A new mom and journalist friend of mine wrote a piece at the weekend revealing she had stopped feeding her now ten-month-old at three weeks. The unpleasant, ignorant and frankly illogical abuse she got online (and via the post) left me dumbfounded.

Come on, team, we have got to get our act together on this soon. At a time when women are truly at our best (when we've just made another human forgoodnessnakes, as my son says) we show ourselves at our worst.

The acerbic and acidic response to my friend's honest memoir of new motherhood baffles me.

Why are some breastfeeding enthusiasts so obnoxiously fanatical? Why are some bottle-feeding moms so ridiculously defensive? Where is that nutritious glow of support other women generally offer in almost any other circumstance? Why not nourish each other as we nourish our babies instead of justifying our choices and needs by rubbishing the women who make an alternative choice?

The relentless breastfeeding row is “stupidy stupidy stupidy” as my middle child is prone to say when you disagree with one of her more illogical schemes (naked trampolining, the formation of the musical knicker ninjas, umbrellas indoors).

I had two fantastic breastfeeding experiences and two truly awful experiences. Everyone has a different tale to tell so I won't bore you with mine except to say it's peculiar how something so natural can feel so unnatural at times.

Of course, you're free to ignore me because obviously I am not an expert on anything (apart from doughnuts), but I feel the need to offer advice because I know that tonight, in the bleak small hours before sunlight rescues them, an army of exhausted new moms will hunch over howling newborns with their heads full of half-truths and tangled statistics, trying and failing to breastfeed.

The dark depth of their misery will know no bounds, they'll be tortured by failure and those incredibly precious moments they spend with their new child, which should be all velvety and soft, will be painful and pointless.

After one such night I remember taking my still howling six-week-old for a walk as the world woke up, just to escape the scene of my disaster.
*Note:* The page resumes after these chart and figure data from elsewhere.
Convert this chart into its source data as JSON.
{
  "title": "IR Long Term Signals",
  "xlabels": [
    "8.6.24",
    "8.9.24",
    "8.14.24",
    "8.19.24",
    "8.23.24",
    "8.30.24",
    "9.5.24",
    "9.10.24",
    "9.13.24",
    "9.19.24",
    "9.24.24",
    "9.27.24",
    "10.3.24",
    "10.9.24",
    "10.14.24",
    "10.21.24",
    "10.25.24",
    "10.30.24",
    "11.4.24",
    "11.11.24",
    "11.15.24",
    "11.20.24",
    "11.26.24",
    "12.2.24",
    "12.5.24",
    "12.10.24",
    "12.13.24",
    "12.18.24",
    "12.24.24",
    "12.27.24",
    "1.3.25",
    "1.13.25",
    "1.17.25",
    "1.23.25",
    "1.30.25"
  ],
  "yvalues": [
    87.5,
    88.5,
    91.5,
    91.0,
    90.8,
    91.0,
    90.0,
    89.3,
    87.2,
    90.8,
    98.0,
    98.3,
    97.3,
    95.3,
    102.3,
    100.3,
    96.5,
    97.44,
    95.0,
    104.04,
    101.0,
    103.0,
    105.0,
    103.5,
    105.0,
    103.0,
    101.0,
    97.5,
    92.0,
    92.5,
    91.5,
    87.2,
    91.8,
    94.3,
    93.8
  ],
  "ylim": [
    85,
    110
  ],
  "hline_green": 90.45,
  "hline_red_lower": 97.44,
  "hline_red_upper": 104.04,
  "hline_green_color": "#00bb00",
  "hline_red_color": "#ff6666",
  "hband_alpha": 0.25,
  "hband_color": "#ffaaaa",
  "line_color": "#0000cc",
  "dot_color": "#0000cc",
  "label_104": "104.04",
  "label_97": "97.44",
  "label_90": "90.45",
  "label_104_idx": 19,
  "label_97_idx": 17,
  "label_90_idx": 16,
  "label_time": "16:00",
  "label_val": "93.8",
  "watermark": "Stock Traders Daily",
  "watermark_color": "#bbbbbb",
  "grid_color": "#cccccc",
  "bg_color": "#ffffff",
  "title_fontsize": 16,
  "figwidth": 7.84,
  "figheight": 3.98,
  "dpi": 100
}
A kind older woman stopped me in the street to ask if I was OK. “I'm really struggling with the night feeds,” I said apologetically.

“Give her a bottle,” she said, “just go home and do it now. Or get your husband to give her one at midnight so you can sleep and not be too tired to feed later.”

At no point had any of the midwives, breastfeeding counsellors or NCT experts said this. They just kept telling me I would get the hang of it soon.

So I'm saying to you what that lovely lady said to me. Do it, give the baby a bottle now. Give yourself a break. Don't explain and don't apologise. Given you'd step in front of an out-of-control car for your newborn, you can trust yourself to make the right decision.

And hear this: at no point today do I ever look at my now happy, healthy, A-grade 11-year-old and say: “Oh man, if I hadn't given her that formula she'd be at Cambridge University by now.”

Not once. Nor do I ever look at my seven-year-old son and say the reason he is a world champion hula hooper who never gets ill is because I breastfed him. - Daily Mail

* Lorraine Candy is editor-in-chief of ELLE.